The second system that Allied Control has worked with 3M to build in Hong Kong is used for the same purpose – SHA-256 hashing – but in this case, the financial services customer has a custom ASIC to run the hashing algorithm. These ASICs have a thermal design point of 80 watts, about the low end of a standard Xeon part. The drawers in the racks can hold 92 nodes of these ASICs and you can get three drawers in a rack for a total of 276 nodes. Each drawer can handle up to 25 kilowatts of power draw and cooling and up to 225 kilowatts per rack. (Those figures are not typos.) The Immersion-2 system 20 racks, for a total of 5,520 ASICs and 500 kilowatts of power draw – all of which fit into a single containerized datacenter.

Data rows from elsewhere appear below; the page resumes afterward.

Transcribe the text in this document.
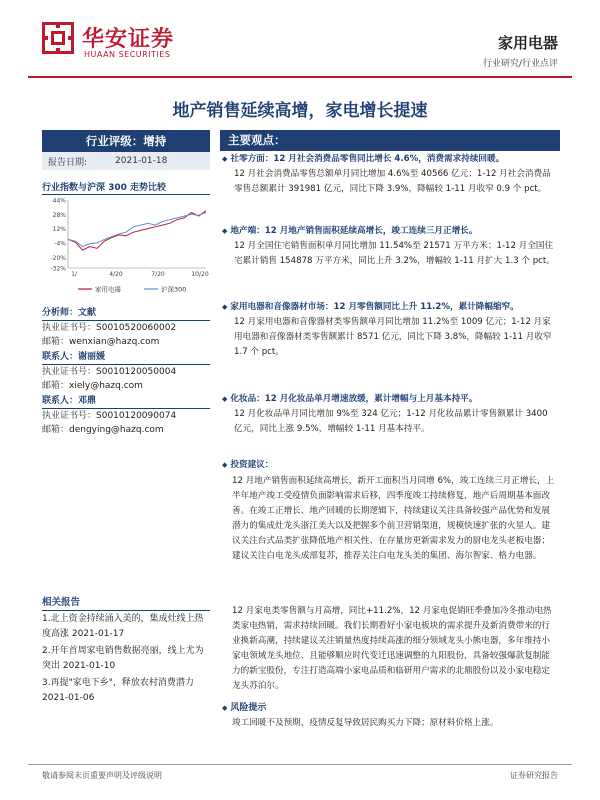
华安证券
HUAAN SECURITIES
家用电器
行业研究/行业点评
地产销售延续高增，家电增长提速
行业评级：增持
报告日期:	2021-01-18
行业指数与沪深 300 走势比较
44%
28%
12%
-4%
-20%
-32%
1/	4/20	7/20	10/20
家用电器	沪深300
分析师：文献
执业证书号：S0010520060002
邮箱：wenxian@hazq.com
联系人：谢丽媛
执业证书号：S0010120050004
邮箱：xiely@hazq.com
联系人：邓鼎
执业证书号：S0010120090074
邮箱：dengying@hazq.com
相关报告
1.北上资金持续涌入美的，集成灶线上热度高涨 2021-01-17
2.开年首周家电销售数据亮丽，线上尤为突出 2021-01-10
3.再提"家电下乡"，释放农村消费潜力 2021-01-06
主要观点：
◆ 社零方面：12 月社会消费品零售同比增长 4.6%，消费需求持续回暖。
12 月社会消费品零售总额单月同比增加 4.6%至 40566 亿元；1-12 月社会消费品零售总额累计 391981 亿元，同比下降 3.9%，降幅较 1-11 月收窄 0.9 个 pct。
◆ 地产端：12 月地产销售面积延续高增长，竣工连续三月正增长。
12 月全国住宅销售面积单月同比增加 11.54%至 21571 万平方米；1-12 月全国住宅累计销售 154878 万平方米，同比上升 3.2%，增幅较 1-11 月扩大 1.3 个 pct。
◆ 家用电器和音像器材市场：12 月零售额同比上升 11.2%，累计降幅缩窄。
12 月家用电器和音像器材类零售额单月同比增加 11.2%至 1009 亿元；1-12 月家用电器和音像器材类零售额累计 8571 亿元，同比下降 3.8%，降幅较 1-11 月收窄 1.7 个 pct。
◆ 化妆品：12 月化妆品单月增速放缓，累计增幅与上月基本持平。
12 月化妆品单月同比增加 9%至 324 亿元；1-12 月化妆品累计零售额累计 3400 亿元，同比上涨 9.5%，增幅较 1-11 月基本持平。
◆ 投资建议：
12 月地产销售面积延续高增长，新开工面积当月同增 6%，竣工连续三月正增长，上半年地产竣工受疫情负面影响需求后移，四季度竣工持续修复，地产后周期基本面改善。在竣工正增长、地产回暖的长期逻辑下，持续建议关注具备较强产品优势和发展潜力的集成灶龙头浙江美大以及把握多个前卫营销渠道，规模快速扩张的火星人。建议关注台式品类扩张降低地产相关性、在存量房更新需求发力的厨电龙头老板电器；建议关注白电龙头成部复苏，推荐关注白电龙头美的集团、海尔智家、格力电器。
12 月家电类零售额与月高增，同比+11.2%，12 月家电促销旺季叠加冷冬推动电热类家电热销，需求持续回暖。我们长期看好小家电板块的需求提升及新消费带来的行业换新高潮，持续建议关注销量热度持续高涨的细分领域龙头小熊电器，多年维持小家电领域龙头地位、且能够顺应时代变迁迅速调整的九阳股份，具备较强爆款复制能力的新宝股份，专注打造高端小家电品质和临研用户需求的北鼎股份以及小家电稳定龙头苏泊尔。
◆ 风险提示
竣工回暖不及预期，疫情反复导致居民购买力下降；原材料价格上涨。
敬请参阅末页重要声明及评级说明	证券研究报告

Just for fun at the SC13 event, Allied Control cooked up a conceptual design that would put eight interleaved Xeon E5 system boards with InfiniBand links into one of its drawers. This drawer would be 3U wide and a third of a rack tall, and would include a power distribution backplane and a PCI-Express backplane. Each Xeon E5 node would have eight Xeon Phi coprocessor cards, for a total of 64 cards, cramming 64 teraflops in the draw with something on the order of 25 kilowatts of power draw. You could get somewhere between four and six of these in a rack, depending on the size of the rack (42U to 47U). This is pretty impressive compute density.